Except hondashi (which is optional), all other ingredients are included in the minimum set of seasonings/spices I recommended for international cuisines (refer to this video https://youtu.be/VC4mxG1wlwI), I plan to stick to this minimum set (most time) until enough varieties of tasty home food recipes provided for typical living with just this set of seasonings/spices.

🛒 Ingredients

  • 1 lb of meat (beef or chicken thigh)
  • 1 tbsp kiwi or 2 tbsp pear/apple (for tenderizing)
  • 0.5 tbsp soy sauce
  • 1.5 tbsp oyster sauce
  • 1 tbsp miso paste
  • 1 tbsp sesame oil
  • 0.5 - 1.5 tbsp brown sugar (white sugar fine OK too, depends on how sweet you prefer, I always use 1.5 tbsp)
  • 1 tbsp honey (if no honey, uses sugar)
  • 0.5 tbsp mirin, rice wine, or other cooking wine
  • 1 tbsp garlic paste (or minced garlic)
  • 1 tsp ginger paste (or grated ginger)
  • 1 tsp black pepper
  • (Optional) 0.5 tsp hondashi
  • (Optional) 2 tsp toasted sesame seeds (does not impact flavor much, but looks good)

🍳 Essential Equipment

  • Mixing bowl
  • Grater or food processor (for fruit, garlic, ginger)
  • Baking sheet or skillet
  • Oven or stovetop
  • Plastic wrap or container for marinating

👩‍🍳 Instructions

  1. In a bowl, combine all marinade ingredients. Grate or mash the kiwi/pear/apple first to help tenderize the meat.
  2. Add sliced meat to the marinade. Mix well to coat evenly.
  3. Cover and refrigerate for at least 2 hours, preferably overnight for best flavor.
  4. For Oven Cooking: Preheat oven to 400°F. Spread marinated meat on a baking sheet lined with foil.
  5. Bake for 16-18 minutes (add 2-3 more minutes for non-convection ovens).
  6. Broil for 1-4 minutes until slight char appears.
  7. For Stove Top: Heat pan over medium heat. Cook meat until both sides are nicely charred.
  8. Garnish with toasted sesame seeds if desired. Serve with rice, lettuce wraps, or your favorite sides.

💡 Helpful Tips & Substitutions

  • Double or triple the marinade to prep multiple pounds of meat at once. Freeze in portions for easy weeknight meals.
  • Don't skip the fruit—it's the secret to tender, flavorful bulgogi!
  • If you don’t have oyster sauce or miso, you can substitute with soy sauce, adjusting for saltiness.
  • Use pre-minced garlic or ginger to save time.

🔁 Storage & Reheating

  • Refrigerate cooked bulgogi in an airtight container for up to 3 days.
  • Reheat in a skillet or microwave until hot.
  • Freeze cooked or uncooked marinated bulgogi for up to 2 months.

❓ FAQs

  • Can I add vegetables? Yes!

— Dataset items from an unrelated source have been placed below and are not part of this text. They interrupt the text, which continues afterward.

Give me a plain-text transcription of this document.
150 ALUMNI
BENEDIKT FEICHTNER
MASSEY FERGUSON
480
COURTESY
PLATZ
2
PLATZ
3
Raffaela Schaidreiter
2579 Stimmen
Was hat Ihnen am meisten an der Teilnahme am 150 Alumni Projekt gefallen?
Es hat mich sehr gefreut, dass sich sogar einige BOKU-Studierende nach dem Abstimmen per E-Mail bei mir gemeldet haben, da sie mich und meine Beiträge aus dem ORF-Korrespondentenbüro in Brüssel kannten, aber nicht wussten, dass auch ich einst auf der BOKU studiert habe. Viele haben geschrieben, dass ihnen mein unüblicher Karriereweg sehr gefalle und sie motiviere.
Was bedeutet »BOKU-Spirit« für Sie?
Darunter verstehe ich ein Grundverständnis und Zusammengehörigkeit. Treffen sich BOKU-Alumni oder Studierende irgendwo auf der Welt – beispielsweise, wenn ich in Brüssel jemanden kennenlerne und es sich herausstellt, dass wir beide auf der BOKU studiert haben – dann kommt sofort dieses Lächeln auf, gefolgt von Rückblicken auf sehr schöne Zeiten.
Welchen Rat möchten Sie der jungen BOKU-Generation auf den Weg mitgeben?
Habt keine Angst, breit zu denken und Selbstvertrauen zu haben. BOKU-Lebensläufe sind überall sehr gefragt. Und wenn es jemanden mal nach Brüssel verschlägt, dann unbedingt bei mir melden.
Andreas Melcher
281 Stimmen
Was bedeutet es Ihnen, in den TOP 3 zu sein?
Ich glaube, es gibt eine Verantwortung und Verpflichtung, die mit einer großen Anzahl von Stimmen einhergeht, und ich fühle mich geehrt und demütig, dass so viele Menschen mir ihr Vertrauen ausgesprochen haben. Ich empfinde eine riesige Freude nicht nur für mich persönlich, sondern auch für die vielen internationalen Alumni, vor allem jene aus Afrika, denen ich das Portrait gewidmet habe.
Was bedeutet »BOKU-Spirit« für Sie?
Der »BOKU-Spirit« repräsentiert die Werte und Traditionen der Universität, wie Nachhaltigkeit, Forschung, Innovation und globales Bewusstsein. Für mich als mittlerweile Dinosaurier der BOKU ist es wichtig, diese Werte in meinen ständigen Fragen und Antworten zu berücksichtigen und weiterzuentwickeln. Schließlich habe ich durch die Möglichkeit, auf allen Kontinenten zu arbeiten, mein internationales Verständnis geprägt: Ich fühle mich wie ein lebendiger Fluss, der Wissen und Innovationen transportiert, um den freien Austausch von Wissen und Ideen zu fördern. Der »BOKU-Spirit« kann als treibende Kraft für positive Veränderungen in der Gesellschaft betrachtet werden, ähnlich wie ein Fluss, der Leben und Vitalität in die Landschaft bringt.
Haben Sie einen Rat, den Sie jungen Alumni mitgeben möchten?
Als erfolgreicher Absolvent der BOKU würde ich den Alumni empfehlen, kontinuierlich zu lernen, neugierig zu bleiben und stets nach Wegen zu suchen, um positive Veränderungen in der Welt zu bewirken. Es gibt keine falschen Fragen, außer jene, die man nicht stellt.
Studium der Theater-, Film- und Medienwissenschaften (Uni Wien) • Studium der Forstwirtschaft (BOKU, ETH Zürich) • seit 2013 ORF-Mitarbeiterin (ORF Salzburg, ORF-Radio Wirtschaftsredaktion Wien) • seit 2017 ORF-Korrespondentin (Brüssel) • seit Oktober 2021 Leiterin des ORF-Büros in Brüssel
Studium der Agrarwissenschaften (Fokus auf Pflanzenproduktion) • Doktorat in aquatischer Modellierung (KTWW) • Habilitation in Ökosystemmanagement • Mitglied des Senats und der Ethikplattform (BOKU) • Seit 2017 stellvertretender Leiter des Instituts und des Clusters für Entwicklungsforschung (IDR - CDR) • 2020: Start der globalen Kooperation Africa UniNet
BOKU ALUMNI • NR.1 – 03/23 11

Onions, carrots, or bell peppers go great, stir fry them separately from meat, then mix with meat to cook together for 30 seconds, or after cooking, layer vegetable at bottom of container, then layer meat on top of them.
  • Is it spicy? No, this recipe isn’t spicy. Add gochujang or red pepper flakes if you want heat.
  • Can I use pork? Yes, pork shoulder or pork belly also works beautifully with this marinade, but make sure not to overcook it, otherwise will not be tender.

Ready to bring bold Korean flavors to your table? Try this better-than-takeout bulgogi and let it become your new favorite go-to meal!